18.3.11

Escribí

He notado que para muchos jóvenes, la escritura está perdiendo su maravillosa cualidad estética solo para formar parte de un intento de crear una reflexión loable, o algún estilo que procura mostrar puramente sentimientos efectivos como método de descarga.

No cuestiono ninguno de los dos, son elecciones, gustos. A cualquiera le gusta cualquier cosa, y está eso en su derecho.
Simplemente me gustaría más ideas, ver plasmada más imaginación. Esa que todos tenemos y que solo necesita de un espacio para liberarse. Estos espacios están constantemente en utilización, ahora hay que darles nuestro toque personal imaginativo, dejarse volar un rato y escribir algo lindo. Algo que no haya pasado, que no pasará, con personajes que no existen, que no se parecen a nadie, que son únicos porque para eso fueron hechos: para ser así de irrepetibles, lugares exóticos o coloquiales, en la plaza del barrio o en la trigésimosexta luna de Júpiter.
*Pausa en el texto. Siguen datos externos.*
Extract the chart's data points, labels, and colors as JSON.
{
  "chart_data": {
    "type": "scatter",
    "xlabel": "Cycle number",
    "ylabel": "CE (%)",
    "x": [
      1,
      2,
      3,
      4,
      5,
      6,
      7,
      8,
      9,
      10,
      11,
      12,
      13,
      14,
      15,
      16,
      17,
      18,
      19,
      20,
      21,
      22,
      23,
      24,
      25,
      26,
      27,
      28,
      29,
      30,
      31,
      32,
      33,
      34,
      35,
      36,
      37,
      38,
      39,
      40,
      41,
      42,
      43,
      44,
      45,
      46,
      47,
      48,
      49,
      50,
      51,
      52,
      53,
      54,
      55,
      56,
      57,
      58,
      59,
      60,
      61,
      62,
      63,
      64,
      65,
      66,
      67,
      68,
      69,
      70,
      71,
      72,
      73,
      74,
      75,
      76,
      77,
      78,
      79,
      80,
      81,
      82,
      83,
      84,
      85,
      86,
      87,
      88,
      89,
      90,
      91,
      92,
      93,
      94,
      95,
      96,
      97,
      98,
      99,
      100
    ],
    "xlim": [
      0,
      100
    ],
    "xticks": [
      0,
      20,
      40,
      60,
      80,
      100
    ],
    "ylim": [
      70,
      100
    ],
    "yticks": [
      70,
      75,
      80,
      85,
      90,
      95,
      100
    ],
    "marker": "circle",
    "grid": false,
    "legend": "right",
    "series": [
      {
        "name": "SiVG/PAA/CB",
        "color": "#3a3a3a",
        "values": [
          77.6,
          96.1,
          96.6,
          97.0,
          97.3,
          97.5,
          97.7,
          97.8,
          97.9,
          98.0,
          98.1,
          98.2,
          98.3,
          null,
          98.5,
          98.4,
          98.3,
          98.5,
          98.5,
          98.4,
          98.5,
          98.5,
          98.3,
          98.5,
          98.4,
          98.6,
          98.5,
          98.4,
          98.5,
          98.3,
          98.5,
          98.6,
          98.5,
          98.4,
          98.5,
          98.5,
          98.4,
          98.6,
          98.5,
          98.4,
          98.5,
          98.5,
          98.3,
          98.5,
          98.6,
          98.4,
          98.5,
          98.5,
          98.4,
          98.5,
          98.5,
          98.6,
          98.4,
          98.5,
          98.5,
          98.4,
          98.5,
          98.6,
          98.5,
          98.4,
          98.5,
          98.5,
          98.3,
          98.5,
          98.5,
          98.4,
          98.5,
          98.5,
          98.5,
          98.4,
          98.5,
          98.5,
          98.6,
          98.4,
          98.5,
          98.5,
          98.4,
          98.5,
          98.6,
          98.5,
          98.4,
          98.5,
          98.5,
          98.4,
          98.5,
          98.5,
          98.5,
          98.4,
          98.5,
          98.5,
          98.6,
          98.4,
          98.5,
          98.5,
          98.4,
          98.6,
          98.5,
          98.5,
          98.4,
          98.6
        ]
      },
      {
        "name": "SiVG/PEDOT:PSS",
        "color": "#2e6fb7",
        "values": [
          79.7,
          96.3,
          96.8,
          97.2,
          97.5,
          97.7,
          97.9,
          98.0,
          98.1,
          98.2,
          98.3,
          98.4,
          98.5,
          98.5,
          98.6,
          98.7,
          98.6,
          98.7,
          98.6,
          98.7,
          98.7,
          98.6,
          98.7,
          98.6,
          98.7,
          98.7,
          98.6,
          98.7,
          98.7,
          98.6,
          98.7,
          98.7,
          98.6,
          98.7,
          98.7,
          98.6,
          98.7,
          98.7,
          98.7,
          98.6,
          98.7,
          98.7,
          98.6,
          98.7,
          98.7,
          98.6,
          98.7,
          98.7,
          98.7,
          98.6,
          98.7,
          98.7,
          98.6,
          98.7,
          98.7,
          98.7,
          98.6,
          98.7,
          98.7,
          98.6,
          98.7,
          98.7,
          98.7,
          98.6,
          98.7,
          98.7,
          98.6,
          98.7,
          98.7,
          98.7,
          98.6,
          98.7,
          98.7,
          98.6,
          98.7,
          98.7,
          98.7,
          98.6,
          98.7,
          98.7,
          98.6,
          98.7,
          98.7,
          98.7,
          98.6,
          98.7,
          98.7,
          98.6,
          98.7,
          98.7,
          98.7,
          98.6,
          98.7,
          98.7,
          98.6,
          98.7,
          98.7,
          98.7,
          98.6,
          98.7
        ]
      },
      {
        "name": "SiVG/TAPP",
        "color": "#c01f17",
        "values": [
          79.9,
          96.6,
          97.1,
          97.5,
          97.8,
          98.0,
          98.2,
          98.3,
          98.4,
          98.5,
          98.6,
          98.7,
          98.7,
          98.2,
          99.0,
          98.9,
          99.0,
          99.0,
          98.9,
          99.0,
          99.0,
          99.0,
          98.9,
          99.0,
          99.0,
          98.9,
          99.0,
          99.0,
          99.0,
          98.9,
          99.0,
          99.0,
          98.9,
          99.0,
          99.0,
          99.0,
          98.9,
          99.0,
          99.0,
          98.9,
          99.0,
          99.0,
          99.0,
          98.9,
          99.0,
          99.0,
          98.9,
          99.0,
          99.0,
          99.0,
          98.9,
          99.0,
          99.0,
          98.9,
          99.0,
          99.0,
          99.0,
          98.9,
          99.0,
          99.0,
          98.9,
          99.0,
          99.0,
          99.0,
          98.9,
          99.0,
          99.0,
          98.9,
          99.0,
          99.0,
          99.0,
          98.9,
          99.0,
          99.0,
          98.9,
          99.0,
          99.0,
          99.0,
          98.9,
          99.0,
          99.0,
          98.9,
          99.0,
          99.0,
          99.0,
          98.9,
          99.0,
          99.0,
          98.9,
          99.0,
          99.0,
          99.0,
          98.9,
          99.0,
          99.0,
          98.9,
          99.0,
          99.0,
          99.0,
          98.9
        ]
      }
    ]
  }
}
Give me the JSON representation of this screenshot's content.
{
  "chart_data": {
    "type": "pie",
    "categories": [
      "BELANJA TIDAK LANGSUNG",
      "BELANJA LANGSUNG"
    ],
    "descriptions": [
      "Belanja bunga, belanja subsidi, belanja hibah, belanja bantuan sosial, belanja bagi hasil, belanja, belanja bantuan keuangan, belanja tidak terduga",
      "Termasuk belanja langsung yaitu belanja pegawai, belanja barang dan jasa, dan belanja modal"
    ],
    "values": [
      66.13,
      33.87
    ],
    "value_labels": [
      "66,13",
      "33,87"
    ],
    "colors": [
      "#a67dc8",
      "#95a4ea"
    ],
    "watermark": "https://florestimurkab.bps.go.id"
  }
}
Por qué todo tiene que ser con rencor, con tristeza, con pena. La literatura puede entristecer, así como puede alegrar y realizar un cambio en el estado de ánimo o por lo menos de pensamiento momentáneo de alguna persona cabisbaja.

Escriban, lean, disfruten de la literatura pura. Para liberar, para olvidar, para pasar el tiempo.